Couple that with the sense of a genuine English tendency that the PM embodies – a love for the Highlands, a sense of Edinburgh as a little enclave of southern sensibilities, and not much knowledge of or interest in anything in between – and you begin to see why so many Unionists with Scottish accents were dismayed by the prospect of the Prime Minister’s intervention, and why he himself delayed it for so long.

The problem, I guess, isn’t that this love of Scotland seems to be concocted. The problem is that it seems to be founded on a myth. In this account, Scotland is more boutique destination than seethingly complex urban nation, a kind of enormous theme park with wind turbines instead of rollercoasters. The love for this bit comes across clearly enough. But I imagine that if you live in Dundee or Dunfermline, your faith that the Englishmen marching across your border to save the day have a deep interest in your fate, that their sense of your life extends beyond Trainspotting and Buckfast, is a bit shakier. David Cameron was good on the achievements of Scottish history, very quiet on the granular realities of the Scottish present.

Wightman, who intends to vote for independence, sees this as indicative of a certain residual colonialism. And he draws a parallel that may not delight the Better Together campaign in their last few days of fighting to persuade the voters that their case is not about foreign possession, but about the best thing for Scots themselves. “If you look at the break-up of the Soviet Union,” he says, “by and large the countries that left did fine [psychologically]. It was Russia that had the identity crisis.”

Now, Whitehall’s controlling instincts are not quite on a par with the Kremlin’s.
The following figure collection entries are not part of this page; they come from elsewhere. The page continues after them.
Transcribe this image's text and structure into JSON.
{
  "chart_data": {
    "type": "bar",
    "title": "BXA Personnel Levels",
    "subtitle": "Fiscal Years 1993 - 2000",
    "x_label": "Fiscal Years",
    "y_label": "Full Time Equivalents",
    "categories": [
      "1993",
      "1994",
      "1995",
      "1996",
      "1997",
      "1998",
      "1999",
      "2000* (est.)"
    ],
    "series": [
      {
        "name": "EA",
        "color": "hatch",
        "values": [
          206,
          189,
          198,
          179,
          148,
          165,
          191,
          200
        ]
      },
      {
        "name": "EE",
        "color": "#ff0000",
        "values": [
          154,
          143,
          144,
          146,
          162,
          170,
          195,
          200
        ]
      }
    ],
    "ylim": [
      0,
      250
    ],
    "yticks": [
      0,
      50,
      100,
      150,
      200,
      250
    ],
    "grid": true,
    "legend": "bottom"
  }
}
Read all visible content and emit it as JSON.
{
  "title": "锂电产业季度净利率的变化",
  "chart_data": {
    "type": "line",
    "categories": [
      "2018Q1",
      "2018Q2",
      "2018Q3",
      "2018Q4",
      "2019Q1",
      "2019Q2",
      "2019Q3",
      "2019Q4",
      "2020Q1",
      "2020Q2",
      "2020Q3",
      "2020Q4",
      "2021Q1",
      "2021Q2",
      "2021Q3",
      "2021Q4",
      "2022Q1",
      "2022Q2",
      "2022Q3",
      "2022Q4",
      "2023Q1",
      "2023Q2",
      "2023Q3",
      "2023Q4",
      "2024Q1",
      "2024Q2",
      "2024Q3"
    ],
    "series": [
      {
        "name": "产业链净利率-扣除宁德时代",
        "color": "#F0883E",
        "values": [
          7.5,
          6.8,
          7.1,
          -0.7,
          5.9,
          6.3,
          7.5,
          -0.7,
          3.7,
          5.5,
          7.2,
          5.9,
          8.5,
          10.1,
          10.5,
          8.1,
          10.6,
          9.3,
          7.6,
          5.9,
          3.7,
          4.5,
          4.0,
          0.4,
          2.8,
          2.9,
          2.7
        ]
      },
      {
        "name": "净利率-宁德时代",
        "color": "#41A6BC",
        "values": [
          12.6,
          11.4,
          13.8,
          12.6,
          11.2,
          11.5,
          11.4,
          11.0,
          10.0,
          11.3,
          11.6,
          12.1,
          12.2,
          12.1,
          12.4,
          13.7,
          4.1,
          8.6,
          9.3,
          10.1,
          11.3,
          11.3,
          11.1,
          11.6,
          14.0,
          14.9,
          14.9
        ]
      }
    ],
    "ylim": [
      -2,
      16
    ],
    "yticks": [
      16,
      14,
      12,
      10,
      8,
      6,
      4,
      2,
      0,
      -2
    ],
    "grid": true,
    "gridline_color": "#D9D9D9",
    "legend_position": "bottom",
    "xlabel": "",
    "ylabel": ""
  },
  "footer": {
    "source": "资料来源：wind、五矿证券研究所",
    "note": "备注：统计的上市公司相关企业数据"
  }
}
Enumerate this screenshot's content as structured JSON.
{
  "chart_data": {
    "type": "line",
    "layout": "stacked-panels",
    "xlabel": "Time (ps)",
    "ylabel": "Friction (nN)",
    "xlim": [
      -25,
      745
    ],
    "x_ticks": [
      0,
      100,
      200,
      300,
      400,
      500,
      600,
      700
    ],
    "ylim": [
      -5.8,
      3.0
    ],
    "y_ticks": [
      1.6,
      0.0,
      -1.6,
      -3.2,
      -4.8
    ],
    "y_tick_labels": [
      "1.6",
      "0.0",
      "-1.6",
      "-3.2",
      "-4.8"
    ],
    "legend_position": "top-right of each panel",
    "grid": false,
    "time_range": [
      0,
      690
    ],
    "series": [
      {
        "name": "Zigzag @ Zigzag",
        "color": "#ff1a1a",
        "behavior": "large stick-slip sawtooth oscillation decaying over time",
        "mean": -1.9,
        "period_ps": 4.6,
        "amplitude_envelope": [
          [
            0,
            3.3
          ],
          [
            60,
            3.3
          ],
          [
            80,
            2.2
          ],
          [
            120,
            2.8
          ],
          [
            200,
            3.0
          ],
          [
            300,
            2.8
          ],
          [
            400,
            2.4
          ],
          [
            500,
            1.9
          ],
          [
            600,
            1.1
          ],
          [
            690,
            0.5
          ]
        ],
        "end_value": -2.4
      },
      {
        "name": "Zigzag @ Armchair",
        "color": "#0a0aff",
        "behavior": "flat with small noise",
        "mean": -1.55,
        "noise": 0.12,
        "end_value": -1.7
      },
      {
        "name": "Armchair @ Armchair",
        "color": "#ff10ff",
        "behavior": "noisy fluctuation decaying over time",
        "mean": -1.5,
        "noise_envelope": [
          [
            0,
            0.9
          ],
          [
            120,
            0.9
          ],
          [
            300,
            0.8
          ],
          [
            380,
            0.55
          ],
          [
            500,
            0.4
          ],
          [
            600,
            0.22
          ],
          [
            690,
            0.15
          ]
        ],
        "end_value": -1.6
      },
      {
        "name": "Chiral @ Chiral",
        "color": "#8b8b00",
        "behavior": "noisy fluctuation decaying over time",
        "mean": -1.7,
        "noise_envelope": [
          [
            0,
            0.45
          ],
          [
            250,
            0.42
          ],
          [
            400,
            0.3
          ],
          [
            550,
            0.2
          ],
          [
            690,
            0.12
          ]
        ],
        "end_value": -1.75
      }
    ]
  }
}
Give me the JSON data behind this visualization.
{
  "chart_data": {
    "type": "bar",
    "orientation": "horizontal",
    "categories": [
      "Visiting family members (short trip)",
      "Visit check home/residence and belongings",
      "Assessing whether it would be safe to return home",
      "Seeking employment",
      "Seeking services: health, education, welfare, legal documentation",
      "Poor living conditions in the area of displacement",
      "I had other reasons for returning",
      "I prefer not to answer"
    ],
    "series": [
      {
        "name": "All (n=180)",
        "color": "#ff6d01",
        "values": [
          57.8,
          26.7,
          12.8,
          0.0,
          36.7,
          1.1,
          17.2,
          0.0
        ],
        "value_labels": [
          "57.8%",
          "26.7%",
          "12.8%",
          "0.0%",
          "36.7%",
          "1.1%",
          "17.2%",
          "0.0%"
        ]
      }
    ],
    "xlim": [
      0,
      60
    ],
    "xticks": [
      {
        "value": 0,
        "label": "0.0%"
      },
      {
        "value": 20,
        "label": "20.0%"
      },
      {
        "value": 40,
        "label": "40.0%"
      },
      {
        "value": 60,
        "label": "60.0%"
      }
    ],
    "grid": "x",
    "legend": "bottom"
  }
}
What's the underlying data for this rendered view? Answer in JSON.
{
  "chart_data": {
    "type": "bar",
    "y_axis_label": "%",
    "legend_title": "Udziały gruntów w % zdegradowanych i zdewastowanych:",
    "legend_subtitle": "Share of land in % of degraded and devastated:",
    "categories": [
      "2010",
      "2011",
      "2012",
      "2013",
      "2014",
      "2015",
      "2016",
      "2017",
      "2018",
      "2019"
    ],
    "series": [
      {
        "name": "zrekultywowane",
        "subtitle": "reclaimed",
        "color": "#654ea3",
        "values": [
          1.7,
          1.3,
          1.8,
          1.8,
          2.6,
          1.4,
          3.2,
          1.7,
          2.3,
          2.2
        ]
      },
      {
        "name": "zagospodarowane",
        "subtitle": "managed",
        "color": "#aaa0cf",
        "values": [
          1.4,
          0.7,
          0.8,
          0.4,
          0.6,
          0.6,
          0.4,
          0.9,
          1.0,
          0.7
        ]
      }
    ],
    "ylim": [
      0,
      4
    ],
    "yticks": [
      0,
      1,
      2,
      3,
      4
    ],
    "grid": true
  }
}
But something rings true in this, in the idea that the fears of a Great Britain being diminished are really fears about England being diminished, shrunken once again from the stature that those aghast by the decline of the Empire must have presumed was an absolute minimum. And none of that seems likely to be very convincing for those last remaining waverers.

In the end, of course, Scots will vote on the basis of their assessment of their own interests. Surely very few are so shortsighted as to break up the Union “just”, as Cameron so patronisingly put it, “to give the effing Tories a kick”. All the same, there is little doubt that the unwittingly imperial mood music emanating from London has already proved an effective recruiting sergeant for Yes.

Consider Nigel Farage, whose most notable contribution to the debate has been the plaintive observation that the poor old English are feeling “ignored”. Or consider the scene in Glasgow on Thursday, when a trainload of Labour MPs disembarked to tell the locals how much they loved them. As they walked into town, the Telegraph reported, a guy with a rickshaw and a sound system followed them blasting out Darth Vader’s theme from Star Wars – The Imperial March. “Bow down, people of Glasgow!” he cried. “Bow down to your imperial masters! Be grateful! They’ve travelled all this way!”